Quand on est un jeune enfant, on peut se demander  quelles  espèces d’êtres peuplent  ce vaste territoire que figure l’estran qui est bien loin d’être désert.  Il y a pour sûr le monde visible et le monde invisible, celui qui produit toutes ces petits tortillons sur le sable de l’estran, ces tribus d’arénicoles qui servent d’appâts aux pêcheurs de tout  poil. L’enfant  qui fait ses premiers pas sur une plage cherche plutôt à attraper une mouette, et par défaut, à ramasser des coquillages. Généralement, les lariformes  poursuivent leur chemin  assez tranquillement  en s’échappant par petits bonds  puis reviennent  invariablement sur leur bectance en contournant le danger, ramenés par le vent.  La recherche de leur pitance, notamment celle  de débris de nourriture laissés par les touristes est primordiale pour ce volatile qui peut picorer plus de 200 g de nourriture par jour. La mouette rieuse ne se nourrit pas uniquement dans son  milieu aquatique. Elle peut aussi bien avaler des insectes que des crustacés, des mollusques, des petits poissons et amphibiens. Pour ouvrir un coquillage, elle s’élève dans les airs puis le lâche afin de le briser sur le sol formé de rochers ou d’amas de coquilles. Pour les chiens en liberté, c’est aussi un de leurs  jeux favoris de poursuivre les mouettes et les goélands. Ces goélands dont l’envergure et le poids sont bien supérieurs à ceux de la mouette rieuse, sont aussi souvent plus agressifs et âpres dans leur combat pour gagner et défendre leur nourriture. Pour les vacanciers, il vaut  mieux ne pas s’aventure à les nourrir. Il peut être difficile après  de s’en débarrasser. Certains chiens lâchés en liberté réalisent des courses hallucinantes pour les attraper mais toujours ils échouent. On se sent de piètres athlètes, pauvres bipèdes, devant toutes les qualités animales requises  pour bien s’adapter à ce milieu naturel. L’équilibre d’une mouette qui s’appuie et lutte contre  le vent, la détente singulière  d’un chien dalmatien,  la nage véloce du Terre Neuve dans la vague sont tous  remarquables. Comparés à ces champions, nous avons de pauvres qualités physiques. Sans parler de la grâce de leurs mouvements,  de la délicatesse d’une aigrette qui de son long bec saisit prestement  son poisson, de la parfaite synchronisation  d’un groupe de cormorans volant au raz de l’eau ou bien séchant tranquillement leurs ailes comme des anges noirs.

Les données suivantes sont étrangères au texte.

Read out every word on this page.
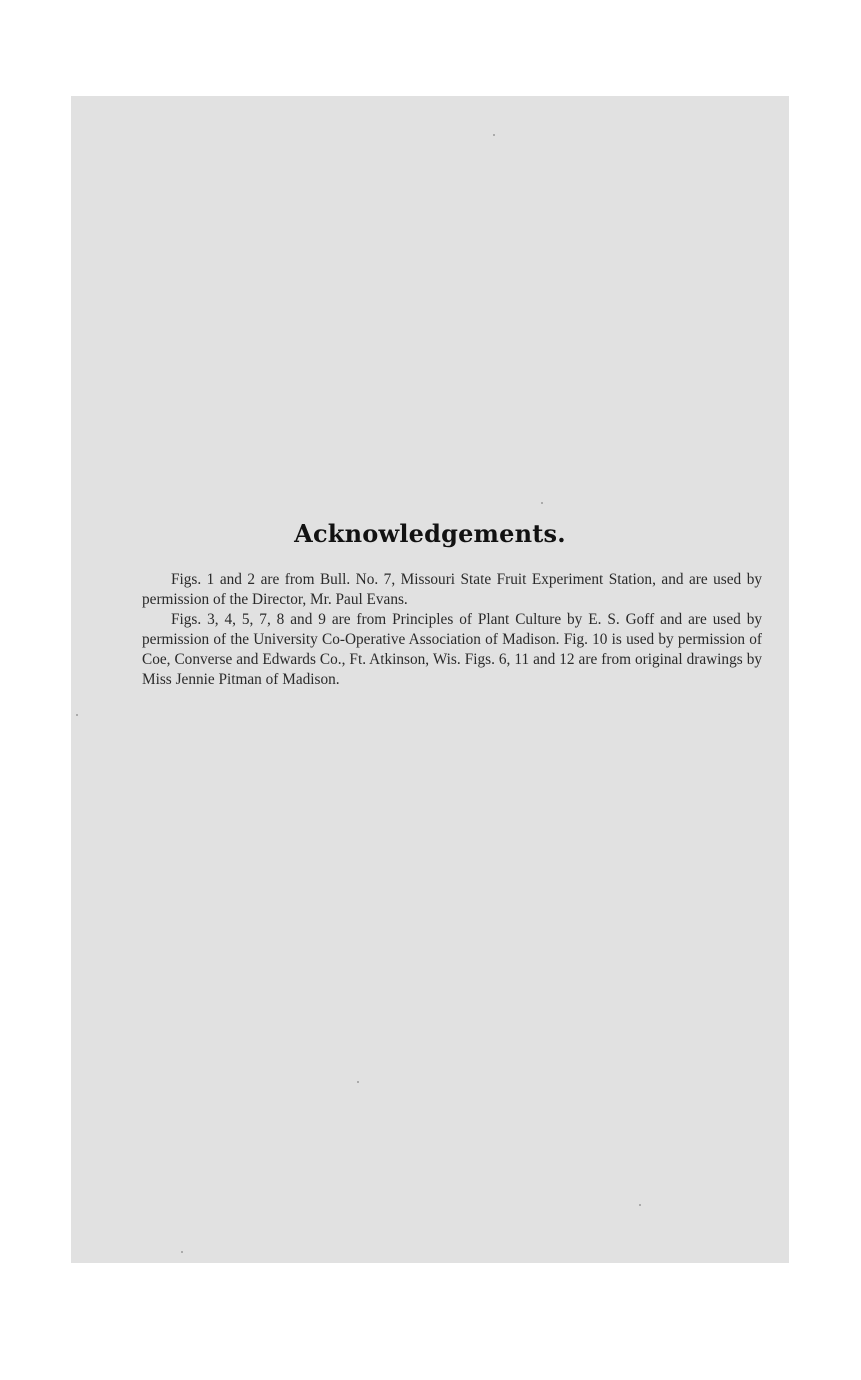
Acknowledgements.

Figs. 1 and 2 are from Bull. No. 7, Missouri State Fruit Experiment Station, and are used by permission of the Director, Mr. Paul Evans.

Figs. 3, 4, 5, 7, 8 and 9 are from Principles of Plant Culture by E. S. Goff and are used by permission of the University Co-Operative Association of Madison. Fig. 10 is used by permission of Coe, Converse and Edwards Co., Ft. Atkinson, Wis. Figs. 6, 11 and 12 are from original drawings by Miss Jennie Pitman of Madison.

Entre  les groupes de vivants dispersés dans  cet espace entre terre et mer, la gente humaine paraît bien balourde et bien plus limitée dans sa liberté d’action que tous les autres êtres  vivants dans  ce milieu au point de douter  des qualités de notre espèce  au vu des performances animales. Et du petit garçon observé sur la plage, tenant en, laisse  son griffon noir, on se demande bien  lequel des deux est le maître de l’autre  …  Espèce intermédiaire, les chiens prennent ici conscience d’un immense espace de liberté. Ils  y retrouvent une part de leur sauvagerie originelle, pourchassant les mouettes pour le plaisir de courir où se jetant dans le rouleau des vagues pour le seule joie d’en émerger.  En haute saison, la plage n’est  autorisée qu’aux chiens tenus en laisse. Il arrive plus rarement heureusement qu’ils s’attaquent aux chevaux qui s’aventurent sur l’estran.  Les drivers redoutent  ces comportements incontrôlés qui terrorisent leurs  chevaux.